Ah... Steve. He's an old one. It's been a long time since I've ever seen anyone mention SpinRite.
While Spinrite (+1 on the suggestion, it's a tool I have forgotten) is a decent tool and I still use his ShieldsUp! (never exclusively) to get a general idea what my network looks like from the outside. Steve Gibson is a bit of self proclaimed techno-evangelist that tends to instill a doomsday mentality with his followers. He's got decent tools, I just wish he was a little less doomsdayer and a little bit more realistic with his papers. Take a look at his Raw Socket with XP paper to see just how far off he's gone.
But that is neither here or there.
I assure you, these MP3's are not corrupt because of a bad drive. They are largely corrupt because they are
incomplete. I don't really have any details beyond this or the why of it. It just is.
In any case, all that remains (besides these files) of the HDD in question is an bin image (which I just remembered I have no idea where it is atm). The source HDD was re-purposed and is happily waiting to serve up web pages in my server.

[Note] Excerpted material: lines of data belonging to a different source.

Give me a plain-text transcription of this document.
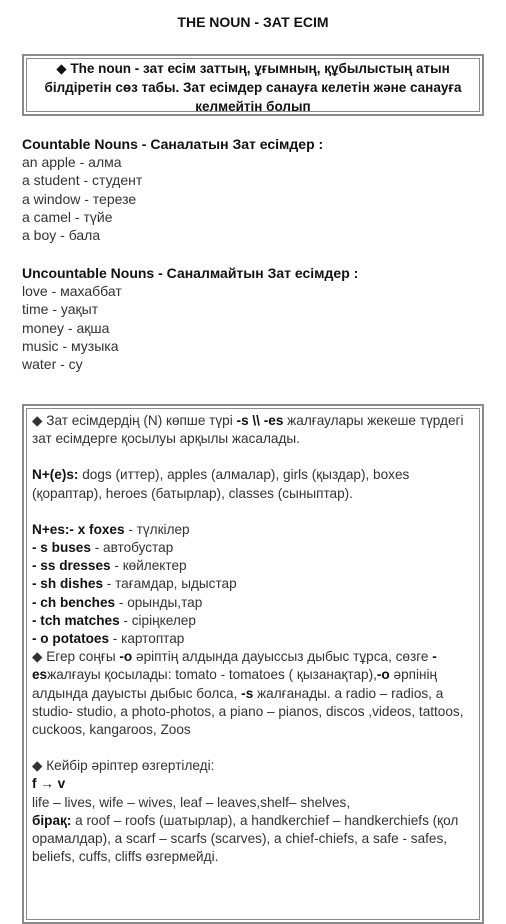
THE NOUN - ЗАТ ЕСІМ
◆ The noun - зат есім заттың, ұғымның, құбылыстың атын білдіретін сөз табы. Зат есімдер санауға келетін және санауға келмейтін болып
Countable Nouns - Саналатын Зат есімдер :
an apple - алма
a student - студент
a window - терезе
a camel - түйе
a boy - бала
Uncountable Nouns - Саналмайтын Зат есімдер :
love - махаббат
time - уақыт
money - ақша
music - музыка
water - су
◆ Зат есімдердің (N) көпше түрі -s \\ -es жалғаулары жекеше түрдегі зат есімдерге қосылуы арқылы жасалады.
N+(e)s: dogs (иттер), apples (алмалар), girls (қыздар), boxes (қораптар), heroes (батырлар), classes (сыныптар).
N+es:- x foxes - түлкілер
- s buses - автобустар
- ss dresses - көйлектер
- sh dishes - тағамдар, ыдыстар
- ch benches - орынды,тар
- tch matches - сіріңкелер
- o potatoes - картоптар
◆ Егер соңғы -о әріптің алдында дауыссыз дыбыс тұрса, сөзге -esжалғауы қосылады: tomato - tomatoes ( қызанақтар),-o әрпінің алдында дауысты дыбыс болса, -s жалғанады. a radio – radios, a studio- studio, a photo-photos, a piano – pianos, discos ,videos, tattoos, cuckoos, kangaroos, Zoos
◆ Кейбір әріптер өзгертіледі:
f → v
life – lives, wife – wives, leaf – leaves,shelf– shelves,
бірақ: a roof – roofs (шатырлар), a handkerchief – handkerchiefs (қол орамалдар), a scarf – scarfs (scarves), a chief-chiefs, a safe - safes, beliefs, cuffs, cliffs өзгермейді.
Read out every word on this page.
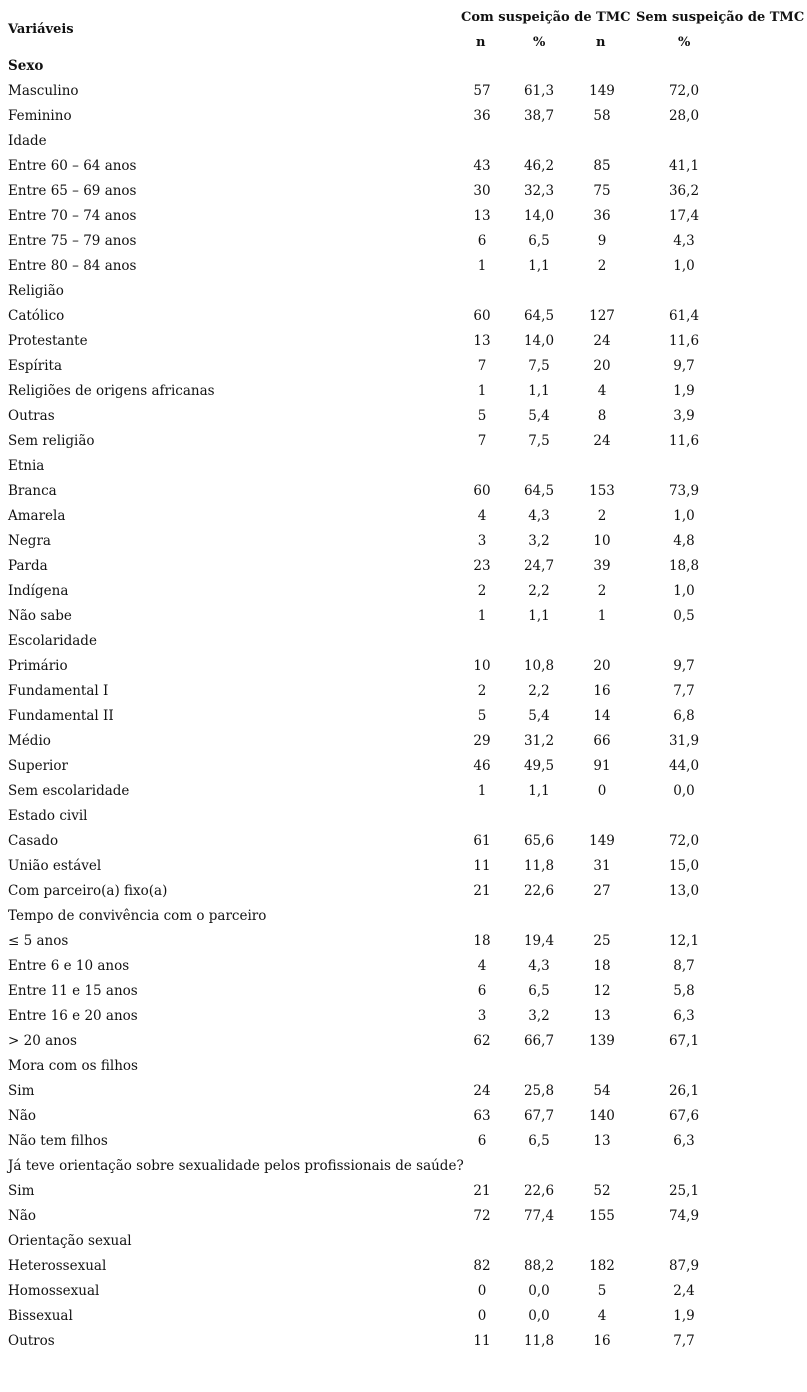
Variáveis
Com suspeição de TMC Sem suspeição de TMC
n	%	n	%
Sexo
Masculino	57	61,3	149	72,0
Feminino	36	38,7	58	28,0
Idade
Entre 60 – 64 anos	43	46,2	85	41,1
Entre 65 – 69 anos	30	32,3	75	36,2
Entre 70 – 74 anos	13	14,0	36	17,4
Entre 75 – 79 anos	6	6,5	9	4,3
Entre 80 – 84 anos	1	1,1	2	1,0
Religião
Católico	60	64,5	127	61,4
Protestante	13	14,0	24	11,6
Espírita	7	7,5	20	9,7
Religiões de origens africanas	1	1,1	4	1,9
Outras	5	5,4	8	3,9
Sem religião	7	7,5	24	11,6
Etnia
Branca	60	64,5	153	73,9
Amarela	4	4,3	2	1,0
Negra	3	3,2	10	4,8
Parda	23	24,7	39	18,8
Indígena	2	2,2	2	1,0
Não sabe	1	1,1	1	0,5
Escolaridade
Primário	10	10,8	20	9,7
Fundamental I	2	2,2	16	7,7
Fundamental II	5	5,4	14	6,8
Médio	29	31,2	66	31,9
Superior	46	49,5	91	44,0
Sem escolaridade	1	1,1	0	0,0
Estado civil
Casado	61	65,6	149	72,0
União estável	11	11,8	31	15,0
Com parceiro(a) fixo(a)	21	22,6	27	13,0
Tempo de convivência com o parceiro
≤ 5 anos	18	19,4	25	12,1
Entre 6 e 10 anos	4	4,3	18	8,7
Entre 11 e 15 anos	6	6,5	12	5,8
Entre 16 e 20 anos	3	3,2	13	6,3
> 20 anos	62	66,7	139	67,1
Mora com os filhos
Sim	24	25,8	54	26,1
Não	63	67,7	140	67,6
Não tem filhos	6	6,5	13	6,3
Já teve orientação sobre sexualidade pelos profissionais de saúde?
Sim	21	22,6	52	25,1
Não	72	77,4	155	74,9
Orientação sexual
Heterossexual	82	88,2	182	87,9
Homossexual	0	0,0	5	2,4
Bissexual	0	0,0	4	1,9
Outros	11	11,8	16	7,7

I did locate some promising source code that looks like it does what I want it to do. I'm going to see if I can compile it into a Perl module and reuse one of my comparison scripts. Worst comes to worst, I suppose I could use one of the other pre-made tools to at least remove the known bad files. Then remove duplicates and leave me with a tolerable number of files that listening and filtering them all won't kill me.